Medicaid provides an important lifeline in Virginia, especially for children and families in our small towns and rural communities. It helps deliver critical access to health coverage, while protecting families from going bankrupt.
A new report released today by the Georgetown University Center for Children and Families and the Rural Health Research Project of the University of North Carolina finds that a larger share of children in small towns and rural areas of Virginia rely on Medicaid to protect them from rising health care costs than those in urban areas, a trend that is particularly striking among children. More specifically, the report, “Medicaid in Small Town America: A Lifeline for Children, Families and Communities,” finds that 44% of children in rural areas and small towns in Virginia receive health coverage through Medicaid, compared to 25% in Virginia’s urban areas. In fact, Virginia ranks No. 2 for states with the largest difference in children covered by Medicaid in small towns and rural areas compared to metro areas.
For adults, 13% in rural areas are covered by Medicaid compared to 6% in metro areas. Virginia is ranked No. 5 for states with the largest difference in adults covered by Medicaid in small towns and rural areas compared to metro areas.
Across the Commonwealth, the rate of uninsured children in small towns and rural areas dropped from 8% to 5% between 2008/09 and 2014/15. At the same time, the share of children covered by Medicaid grew from 36 to 44%.
Congress is currently considering a dangerous plan that would cut billions in federal Medicaid funds. Not only would this policy change have devastating consequences for Virginia’s kids, seniors and people with disabilities, but it would also have a disproportionate impact on rural areas of the state since a larger share of children and families living in rural Virginia rely on Medicaid and FAMIS than in our urban areas.

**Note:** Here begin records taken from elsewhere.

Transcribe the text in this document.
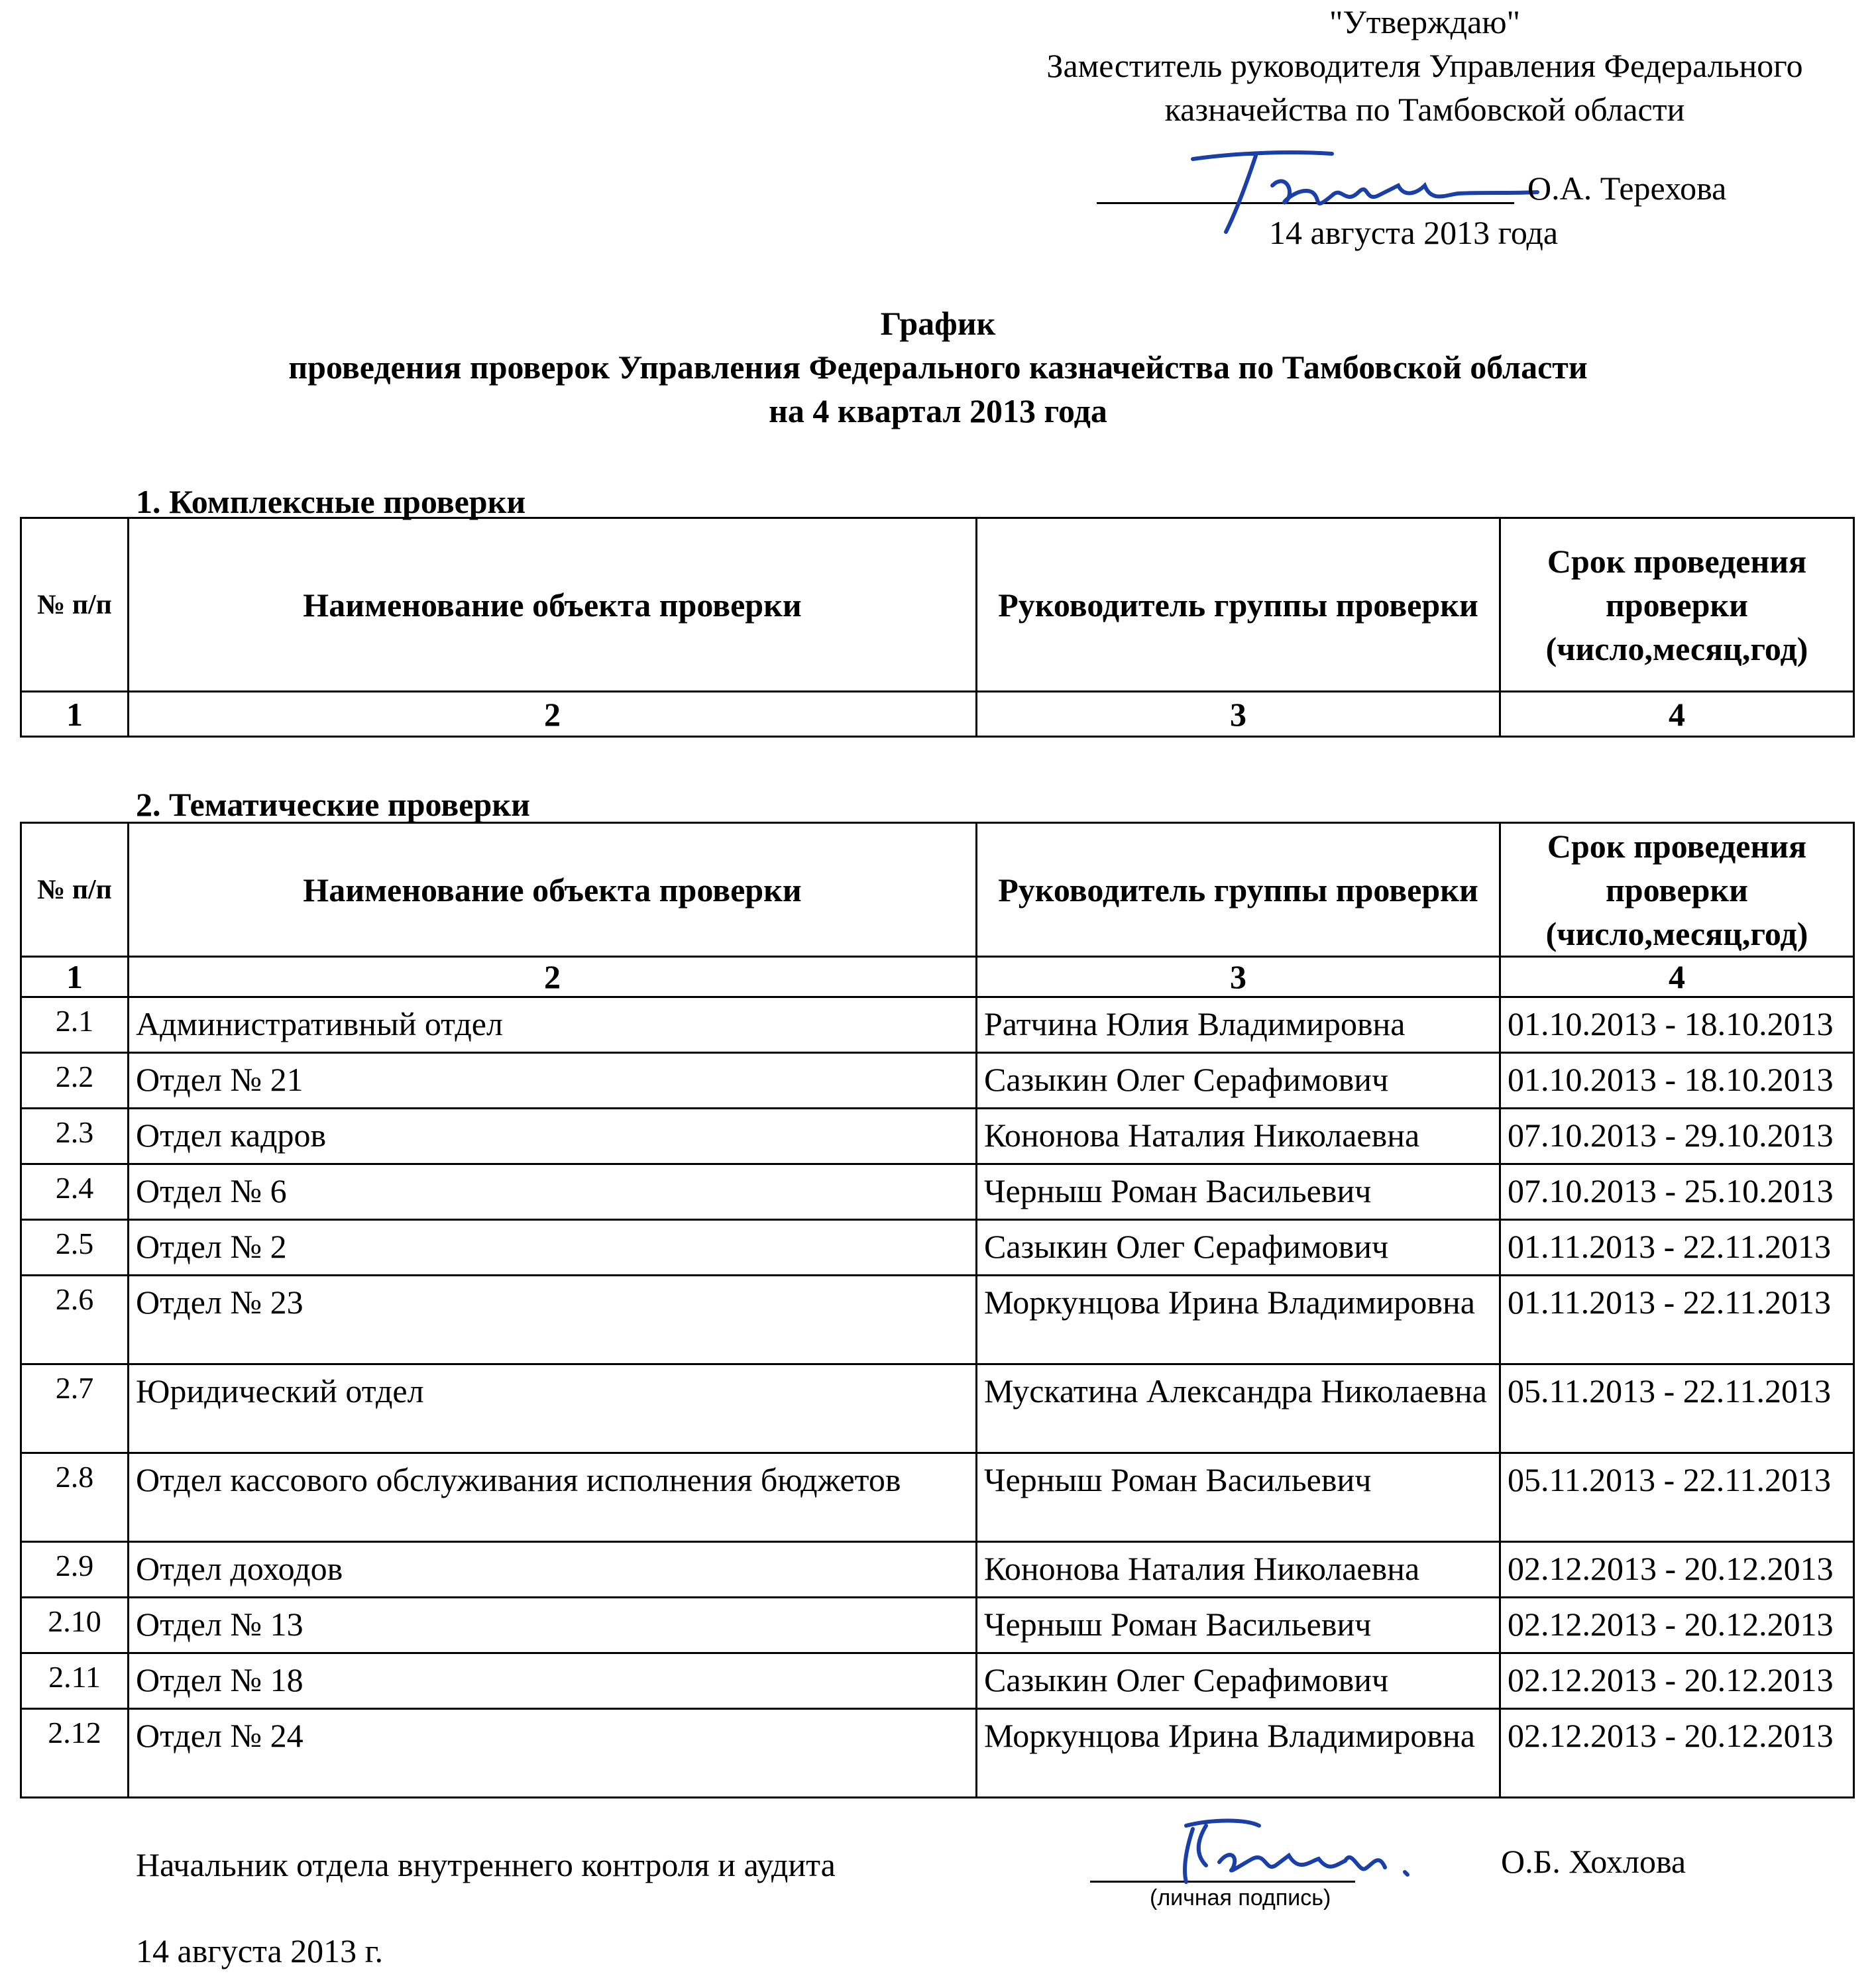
"Утверждаю"
Заместитель руководителя Управления Федерального
казначейства по Тамбовской области
О.А. Терехова
14 августа 2013 года
График
проведения проверок Управления Федерального казначейства по Тамбовской области
на 4 квартал 2013 года
1. Комплексные проверки
№ п/п	Наименование объекта проверки	Руководитель группы проверки	Срок проведения
проверки
(число,месяц,год)

1	2	3	4
2. Тематические проверки
№ п/п	Наименование объекта проверки	Руководитель группы проверки	Срок проведения
проверки
(число,месяц,год)

1	2	3	4
2.1	Административный отдел	Ратчина Юлия Владимировна	01.10.2013 - 18.10.2013
2.2	Отдел № 21	Сазыкин Олег Серафимович	01.10.2013 - 18.10.2013
2.3	Отдел кадров	Кононова Наталия Николаевна	07.10.2013 - 29.10.2013
2.4	Отдел № 6	Черныш Роман Васильевич	07.10.2013 - 25.10.2013
2.5	Отдел № 2	Сазыкин Олег Серафимович	01.11.2013 - 22.11.2013
2.6	Отдел № 23	Моркунцова Ирина Владимировна	01.11.2013 - 22.11.2013
2.7	Юридический отдел	Мускатина Александра Николаевна	05.11.2013 - 22.11.2013
2.8	Отдел кассового обслуживания исполнения бюджетов	Черныш Роман Васильевич	05.11.2013 - 22.11.2013
2.9	Отдел доходов	Кононова Наталия Николаевна	02.12.2013 - 20.12.2013
2.10	Отдел № 13	Черныш Роман Васильевич	02.12.2013 - 20.12.2013
2.11	Отдел № 18	Сазыкин Олег Серафимович	02.12.2013 - 20.12.2013
2.12	Отдел № 24	Моркунцова Ирина Владимировна	02.12.2013 - 20.12.2013
Начальник отдела внутреннего контроля и аудита
(личная подпись)
О.Б. Хохлова
14 августа 2013 г.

Virginia is on the right path: 95% of children in the Commonwealth have health insurance. We must not turn our backs on the progress we’ve made in getting our children the health coverage they need to succeed.
The report primarily relies on data from the Census Bureau’s American Community Survey (ACS). The full report, along with interactive maps showing a county-by-county breakdown on health care coverage data, are available at: ccf.georgetown.edu.